Amnesty International says it has awarded its highest honor to the Pakistani education activist and Nobel Peace Prize nominee Malala Yousafzai.
The London-based rights group announced on September 17 that Malala will share the 2013 Ambassador of Conscience Award with American singer and human rights activist Harry Belafonte.
The award recognizes "individuals who have promoted and enhanced the cause of human rights through their life and by example."

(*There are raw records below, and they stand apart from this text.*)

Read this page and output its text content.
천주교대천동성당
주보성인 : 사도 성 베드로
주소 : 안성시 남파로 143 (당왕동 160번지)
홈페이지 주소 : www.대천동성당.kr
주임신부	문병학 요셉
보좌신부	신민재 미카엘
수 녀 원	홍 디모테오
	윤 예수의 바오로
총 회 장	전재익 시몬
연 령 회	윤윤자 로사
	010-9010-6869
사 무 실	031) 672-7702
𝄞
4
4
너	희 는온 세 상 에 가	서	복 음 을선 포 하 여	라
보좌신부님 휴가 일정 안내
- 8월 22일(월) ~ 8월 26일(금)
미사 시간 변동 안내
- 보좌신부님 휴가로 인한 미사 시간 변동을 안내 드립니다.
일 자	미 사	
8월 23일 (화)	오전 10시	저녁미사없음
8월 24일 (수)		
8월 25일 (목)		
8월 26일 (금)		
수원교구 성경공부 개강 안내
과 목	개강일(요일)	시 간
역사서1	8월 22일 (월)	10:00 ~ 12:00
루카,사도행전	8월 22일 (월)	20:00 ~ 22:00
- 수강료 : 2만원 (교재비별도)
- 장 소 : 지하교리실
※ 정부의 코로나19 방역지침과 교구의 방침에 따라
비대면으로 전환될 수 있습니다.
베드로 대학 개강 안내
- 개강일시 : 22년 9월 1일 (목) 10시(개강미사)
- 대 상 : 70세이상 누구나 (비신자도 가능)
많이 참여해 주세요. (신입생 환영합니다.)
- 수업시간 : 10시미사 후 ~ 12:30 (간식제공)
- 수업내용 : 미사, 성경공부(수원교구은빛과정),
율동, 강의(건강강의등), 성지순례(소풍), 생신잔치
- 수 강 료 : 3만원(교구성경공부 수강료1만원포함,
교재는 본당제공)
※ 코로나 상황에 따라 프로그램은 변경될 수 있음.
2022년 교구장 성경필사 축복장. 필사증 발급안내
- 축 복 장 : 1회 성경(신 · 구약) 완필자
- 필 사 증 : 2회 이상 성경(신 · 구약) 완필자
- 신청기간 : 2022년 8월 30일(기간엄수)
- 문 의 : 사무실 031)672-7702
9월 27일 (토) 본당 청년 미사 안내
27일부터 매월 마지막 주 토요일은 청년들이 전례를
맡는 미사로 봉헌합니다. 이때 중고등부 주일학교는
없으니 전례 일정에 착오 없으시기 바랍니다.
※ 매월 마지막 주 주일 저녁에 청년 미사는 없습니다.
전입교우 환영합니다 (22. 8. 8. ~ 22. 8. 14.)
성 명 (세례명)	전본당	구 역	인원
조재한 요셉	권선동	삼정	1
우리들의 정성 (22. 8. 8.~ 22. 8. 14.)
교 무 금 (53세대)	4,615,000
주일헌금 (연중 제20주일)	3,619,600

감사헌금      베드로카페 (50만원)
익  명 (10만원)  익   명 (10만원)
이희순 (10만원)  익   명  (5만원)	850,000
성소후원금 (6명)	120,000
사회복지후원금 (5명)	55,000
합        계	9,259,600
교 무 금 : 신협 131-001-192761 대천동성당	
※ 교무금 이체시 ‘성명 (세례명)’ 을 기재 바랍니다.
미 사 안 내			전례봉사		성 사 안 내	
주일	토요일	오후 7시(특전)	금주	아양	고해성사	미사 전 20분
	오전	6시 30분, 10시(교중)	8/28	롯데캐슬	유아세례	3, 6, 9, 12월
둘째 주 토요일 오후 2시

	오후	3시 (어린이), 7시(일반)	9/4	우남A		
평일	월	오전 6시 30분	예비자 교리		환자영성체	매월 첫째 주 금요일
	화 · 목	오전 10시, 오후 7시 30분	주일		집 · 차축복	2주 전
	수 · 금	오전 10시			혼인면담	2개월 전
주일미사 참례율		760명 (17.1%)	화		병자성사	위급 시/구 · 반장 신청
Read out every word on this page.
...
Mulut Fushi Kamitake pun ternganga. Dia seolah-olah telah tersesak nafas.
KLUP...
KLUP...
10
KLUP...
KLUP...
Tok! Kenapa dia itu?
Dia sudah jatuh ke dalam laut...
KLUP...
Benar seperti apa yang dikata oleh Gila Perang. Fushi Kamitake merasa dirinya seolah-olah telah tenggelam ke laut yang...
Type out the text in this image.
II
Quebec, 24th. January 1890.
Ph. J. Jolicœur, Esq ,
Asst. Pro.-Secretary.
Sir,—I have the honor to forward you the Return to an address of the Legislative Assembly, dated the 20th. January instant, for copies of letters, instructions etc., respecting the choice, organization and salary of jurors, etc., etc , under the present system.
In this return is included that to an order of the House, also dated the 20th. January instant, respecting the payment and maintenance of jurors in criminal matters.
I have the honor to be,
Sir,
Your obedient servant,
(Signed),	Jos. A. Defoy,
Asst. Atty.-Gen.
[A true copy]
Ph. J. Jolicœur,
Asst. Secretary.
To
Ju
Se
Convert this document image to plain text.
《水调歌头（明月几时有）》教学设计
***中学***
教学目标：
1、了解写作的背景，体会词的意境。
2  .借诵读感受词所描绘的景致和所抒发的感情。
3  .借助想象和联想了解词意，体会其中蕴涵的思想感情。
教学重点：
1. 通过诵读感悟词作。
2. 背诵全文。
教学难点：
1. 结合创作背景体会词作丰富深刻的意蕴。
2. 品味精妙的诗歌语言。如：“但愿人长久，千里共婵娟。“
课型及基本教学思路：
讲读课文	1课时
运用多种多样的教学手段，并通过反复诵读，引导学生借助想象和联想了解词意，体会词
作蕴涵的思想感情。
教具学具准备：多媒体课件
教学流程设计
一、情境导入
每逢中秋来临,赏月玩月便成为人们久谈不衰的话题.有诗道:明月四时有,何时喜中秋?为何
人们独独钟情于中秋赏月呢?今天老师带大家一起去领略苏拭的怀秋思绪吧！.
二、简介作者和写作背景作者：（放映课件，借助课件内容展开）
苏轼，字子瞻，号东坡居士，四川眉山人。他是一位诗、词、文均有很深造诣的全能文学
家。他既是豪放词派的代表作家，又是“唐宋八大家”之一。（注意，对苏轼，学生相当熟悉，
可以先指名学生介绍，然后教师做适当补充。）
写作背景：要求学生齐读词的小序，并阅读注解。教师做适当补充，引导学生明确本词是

At a ceremony later on September 17 in the Irish capital, Dublin, Malala will be presented with the award by Irish rock singer and human rights activist Bono, accompanied by Azar Nafisi, the American-Iranian writer who authored “Reading Lolita in Tehran.”
In a statement, Amnesty International's Secretary-General Salil Shetty said: "Harry and Malala are truly Ambassadors of Conscience, speaking up for universal rights, justice, and human dignity and inspiring others to follow their example."
Malala, a schoolgirl and former BBC blogger, wrote about life under Taliban pressure and her views about promoting education for girls.
The 16-year-old was shot in the head and neck by Taliban gunmen in her native Swat Valley in northwest Pakistan last October, in an attack that drew worldwide condemnation. She was flown to Britain for surgery and returned to school in Birmingham in March.
Malala said she was "truly honored" to receive the award, adding: "I hope that by working together we will one day realize our dream of education for every child, in every corner of the world."
Emmy Award-winner Belafonte described his co-winner as a "true hero of our time."
Amnesty said Belafonte has dedicated his life to humanitarian causes, “spanning the civil rights movement to the plight of children caught in Syria’s armed conflict.”
Previous recipients of the Ambassador of Conscience Award include Vaclav Havel, Nelson Mandela, and Aung San Suu Kyi.
Earlier this month, the Dutch children's rights organization KidsRights presented Malala with its 100,000 euro ($130,000) International Children's Peace Prize. The money is to be invested in girls' education projects in Pakistan.